Fehler können passieren, man muss aber zu ihnen stehen. Das sei für Werner Wölfle ein Problem geworden, zumal auch OB Fritz Kuhn nun unter Druck sei, meint StZ-Autor Jörg Nauke.

Stuttgart - Die rechtliche Aufarbeitung des Klinikumsskandals geht nun schon ins vierte Jahr. Die Staatsanwaltschaft beschäftigt sich immer noch mit den Fehlleistungen von Klinikumsmitarbeitern; es geht um Untreue, Steuervergehen, auch um Betrug, weil für Zahlungen Gegenleistungen fehlen. Im Fokus steht Andreas Braun, der als Abteilungsleiter in Direktkontakt mit den arabischen Partnern stand. Aber er hatte im Hause mehrere Vorgesetzte, die seine Geschäfte absegnen mussten und deshalb ebenso in der Verantwortung stehen. Die Stadtverwaltung hatte nach Bekanntwerden der Misswirtschaft im Klinikum Mängel in dessen Organisation und Betrieb geheilt. Die personelle Verstärkung der für die arabischen Patienten zuständigen International Unit und ihre spätere Auflösung sollten ebenso Handlungsstärke demonstrieren wie die Trennung von Braun, Ex-Geschäftsführer Ralf-Michael Schmitz und Finanzchefin Antje Groß. Keine Rücksicht auf persönliche Befindlichkeiten nehmen, das sollte nach außen demonstriert werden.

 

Längst geht es aber um mehr als nur um die Projekte in Libyen und Kuwait. Nur am Rande interessiert sich der Gemeinderat dafür, ob 30 Millionen Verlust eingefahren wurden oder ob man mit fragwürdigen Methoden Gewinn erzielte. Es geht vielmehr um die die politische Verantwortung – und mehr noch: um die politische Hygiene. Klar ist: Das Direktionsrecht übte Bürgermeister Werner Wölfle (Grüne) aus. OB Fritz Kuhn (Grüne) trägt die Gesamtverantwortung, Michael Föll (CDU) war und ist Chef aller Beteiligungsbetriebe, wozu das Klinikum gehört. Doch eine Frage hinter den Namen hat noch mehr Brisanz: Hat die Rathausspitze eigene Versäumnisse zu verschleiern versucht und dafür den Gemeinderat unzureichend, falsch oder auch gar nicht informiert?

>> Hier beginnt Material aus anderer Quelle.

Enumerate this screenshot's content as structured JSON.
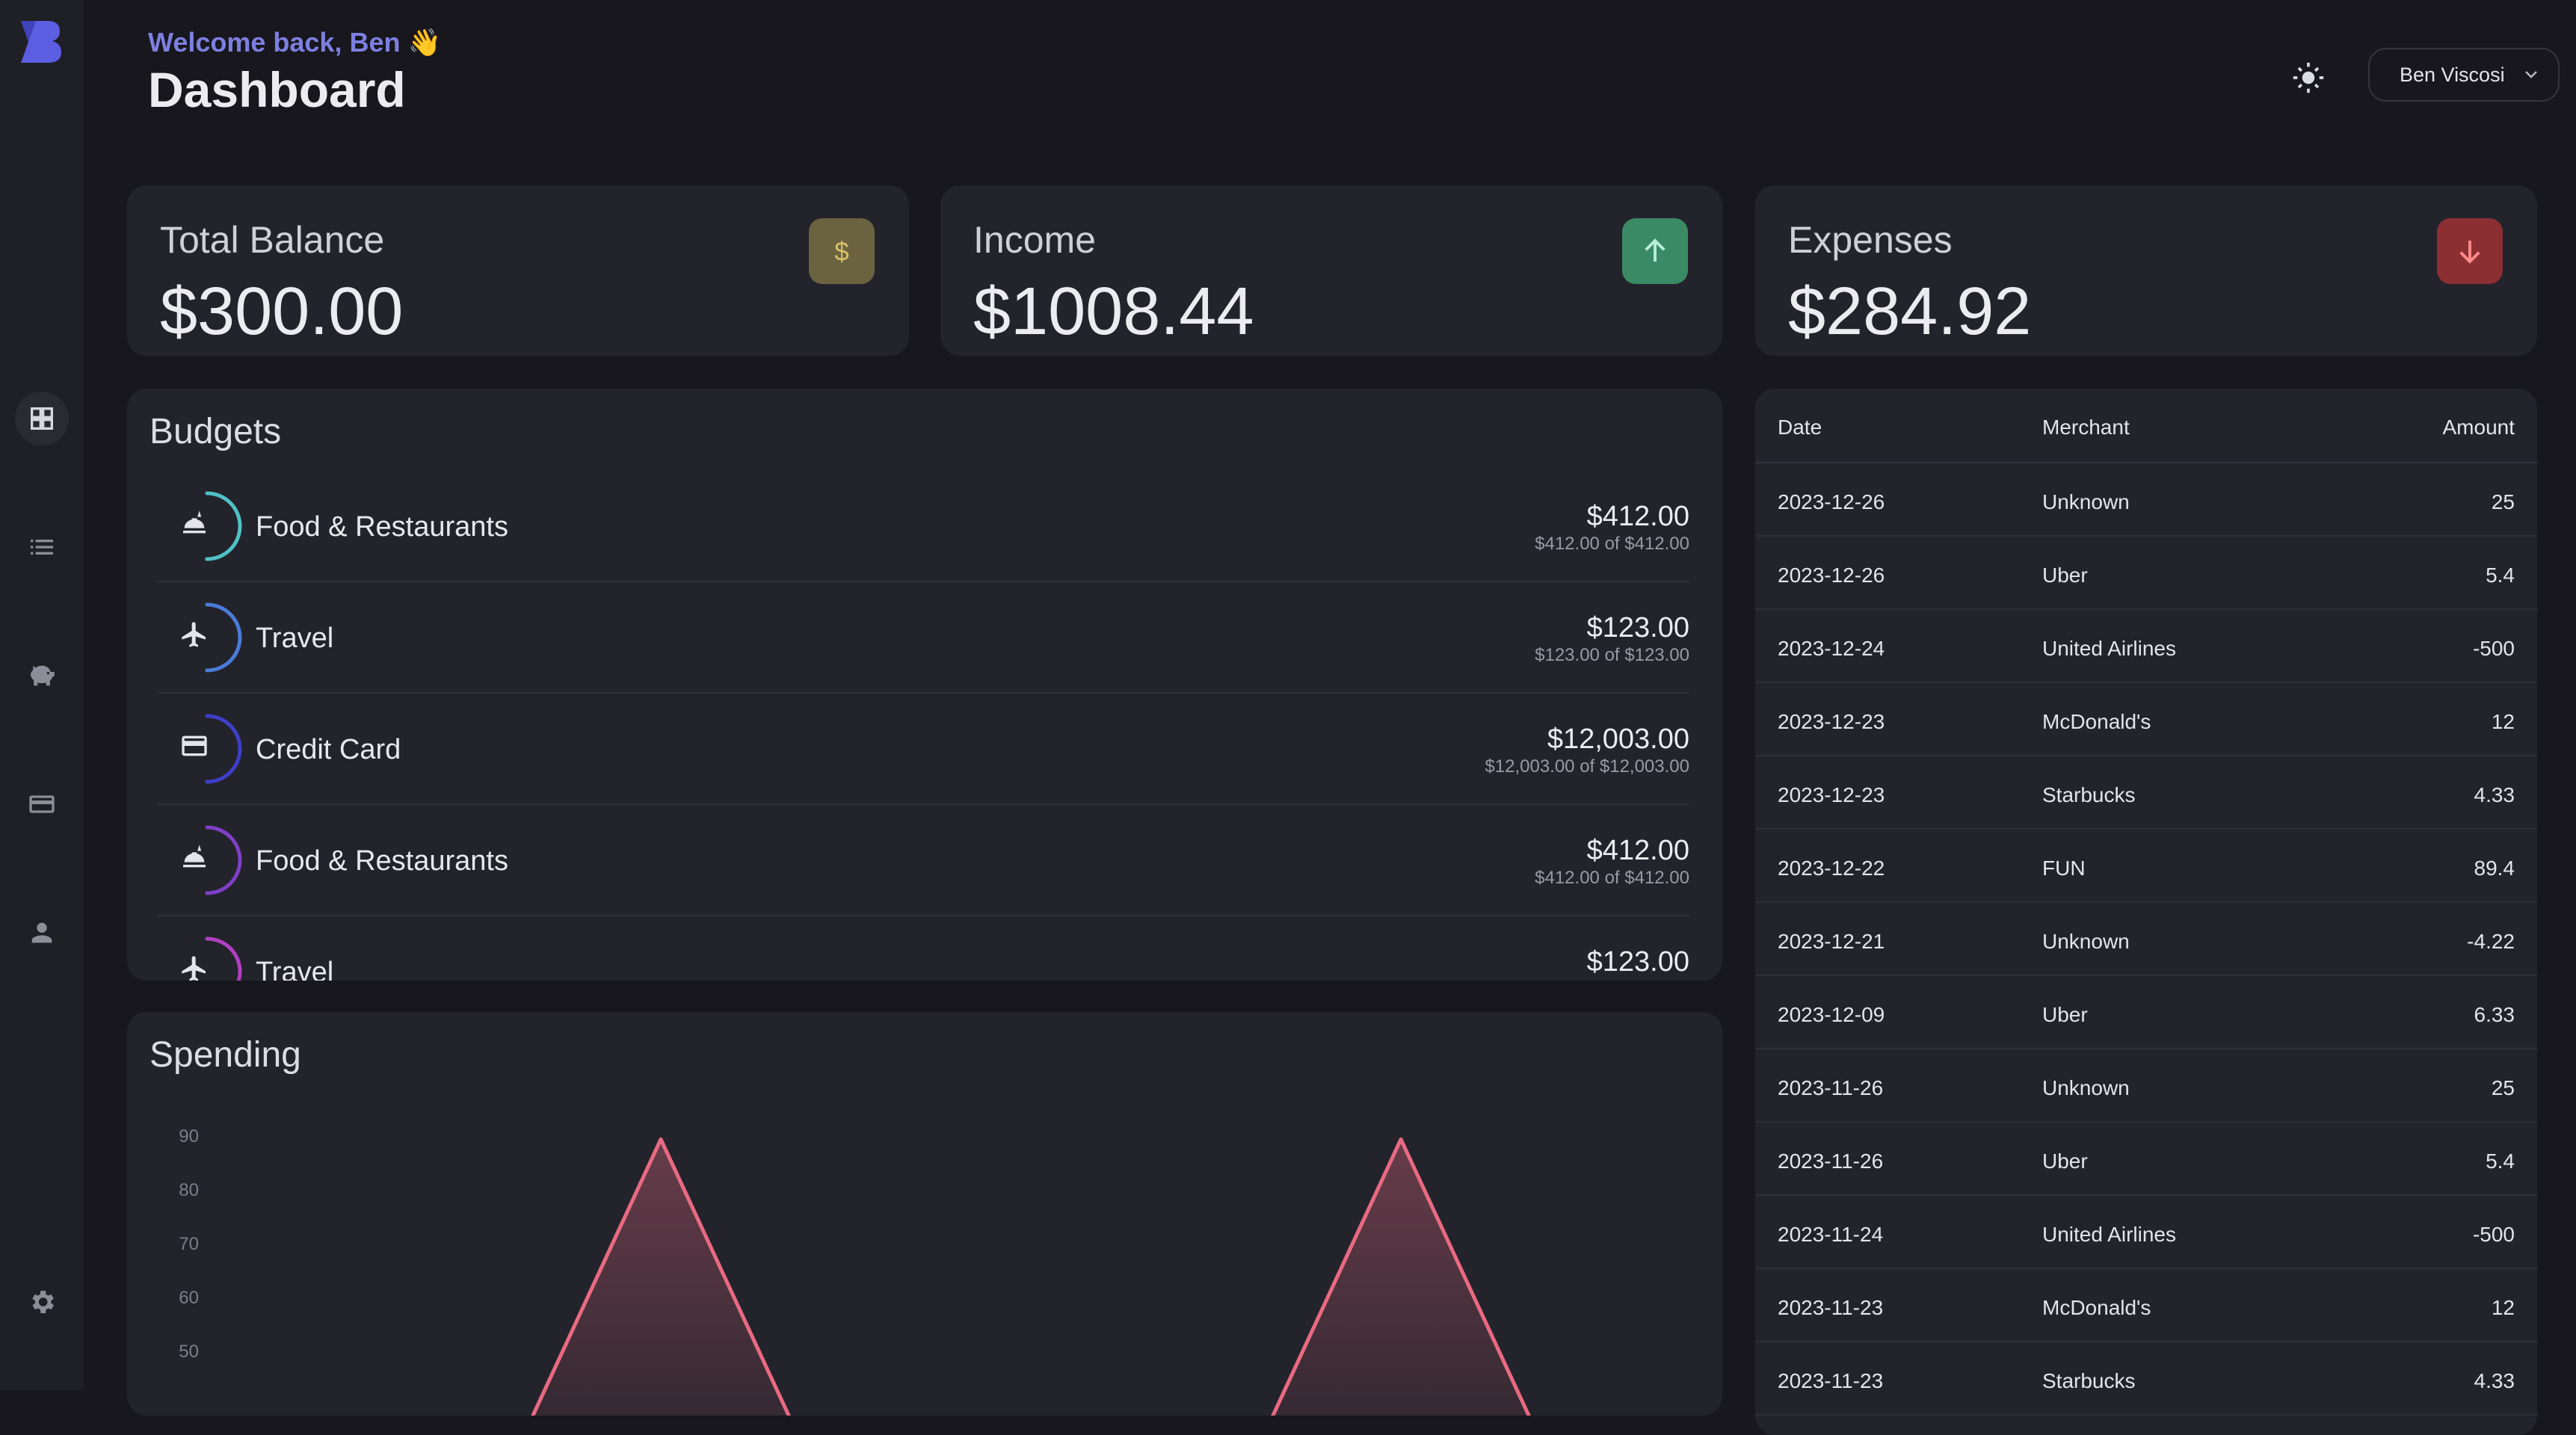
{
  "header": {
    "welcome": "Welcome back, Ben 👋",
    "title": "Dashboard",
    "user_name": "Ben Viscosi"
  },
  "sidebar": {
    "items": [
      {
        "name": "dashboard",
        "icon": "grid-icon",
        "active": true
      },
      {
        "name": "transactions",
        "icon": "list-icon",
        "active": false
      },
      {
        "name": "budgets",
        "icon": "piggy-bank-icon",
        "active": false
      },
      {
        "name": "accounts",
        "icon": "wallet-icon",
        "active": false
      },
      {
        "name": "profile",
        "icon": "person-icon",
        "active": false
      },
      {
        "name": "settings",
        "icon": "gear-icon",
        "active": false
      }
    ]
  },
  "stats": {
    "balance": {
      "label": "Total Balance",
      "value": "$300.00",
      "icon": "dollar-icon",
      "color": "#6b6340"
    },
    "income": {
      "label": "Income",
      "value": "$1008.44",
      "icon": "arrow-up-icon",
      "color": "#3a8a66"
    },
    "expenses": {
      "label": "Expenses",
      "value": "$284.92",
      "icon": "arrow-down-icon",
      "color": "#8c2f33"
    }
  },
  "budgets": {
    "title": "Budgets",
    "items": [
      {
        "name": "Food & Restaurants",
        "amount": "$412.00",
        "detail": "$412.00 of $412.00",
        "icon": "food-icon",
        "color": "#4fc1c6",
        "progress": 0.5
      },
      {
        "name": "Travel",
        "amount": "$123.00",
        "detail": "$123.00 of $123.00",
        "icon": "airplane-icon",
        "color": "#4a7bd8",
        "progress": 0.5
      },
      {
        "name": "Credit Card",
        "amount": "$12,003.00",
        "detail": "$12,003.00 of $12,003.00",
        "icon": "credit-card-icon",
        "color": "#3d3fc8",
        "progress": 0.5
      },
      {
        "name": "Food & Restaurants",
        "amount": "$412.00",
        "detail": "$412.00 of $412.00",
        "icon": "food-icon",
        "color": "#7e3fc6",
        "progress": 0.5
      },
      {
        "name": "Travel",
        "amount": "$123.00",
        "detail": "",
        "icon": "airplane-icon",
        "color": "#b040c0",
        "progress": 0.5
      }
    ]
  },
  "spending": {
    "title": "Spending"
  },
  "chart_data": {
    "type": "area",
    "title": "",
    "xlabel": "",
    "ylabel": "",
    "y_ticks": [
      "90",
      "80",
      "70",
      "60",
      "50"
    ],
    "ylim": [
      30,
      95
    ],
    "x": [
      0,
      1,
      2,
      3,
      4,
      5,
      6,
      7,
      8,
      9,
      10
    ],
    "values": [
      0,
      0,
      0,
      89.4,
      0,
      0,
      0,
      0,
      89.4,
      0,
      0
    ],
    "color": "#e86a82",
    "grid": false
  },
  "transactions": {
    "headers": {
      "date": "Date",
      "merchant": "Merchant",
      "amount": "Amount"
    },
    "rows": [
      {
        "date": "2023-12-26",
        "merchant": "Unknown",
        "amount": "25"
      },
      {
        "date": "2023-12-26",
        "merchant": "Uber",
        "amount": "5.4"
      },
      {
        "date": "2023-12-24",
        "merchant": "United Airlines",
        "amount": "-500"
      },
      {
        "date": "2023-12-23",
        "merchant": "McDonald's",
        "amount": "12"
      },
      {
        "date": "2023-12-23",
        "merchant": "Starbucks",
        "amount": "4.33"
      },
      {
        "date": "2023-12-22",
        "merchant": "FUN",
        "amount": "89.4"
      },
      {
        "date": "2023-12-21",
        "merchant": "Unknown",
        "amount": "-4.22"
      },
      {
        "date": "2023-12-09",
        "merchant": "Uber",
        "amount": "6.33"
      },
      {
        "date": "2023-11-26",
        "merchant": "Unknown",
        "amount": "25"
      },
      {
        "date": "2023-11-26",
        "merchant": "Uber",
        "amount": "5.4"
      },
      {
        "date": "2023-11-24",
        "merchant": "United Airlines",
        "amount": "-500"
      },
      {
        "date": "2023-11-23",
        "merchant": "McDonald's",
        "amount": "12"
      },
      {
        "date": "2023-11-23",
        "merchant": "Starbucks",
        "amount": "4.33"
      }
    ]
  }
}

Es geht um die politische Hygiene

Gemeinderat und Verwaltung sind in eine schwere Vertrauenskrise geraten. Die Einsetzung eines Ausschusses zur Akteneinsicht war ein deutlicher Hinweis auf das gestörte Verhältnis. Dass sich die Mitglieder des Ausschusses durch behördlichen Schwergang in ihren Recherchen extrem behindert sehen, passt ins Bild. Nur die Grünen sind zufrieden, sie wollen vor allem die Parteifreunde Kuhn und Wölfle vor weiteren Schürf-Erfolgen in den Tiefen der Archive bewahren. Das sorgt jedoch für weiteren politischen Streit.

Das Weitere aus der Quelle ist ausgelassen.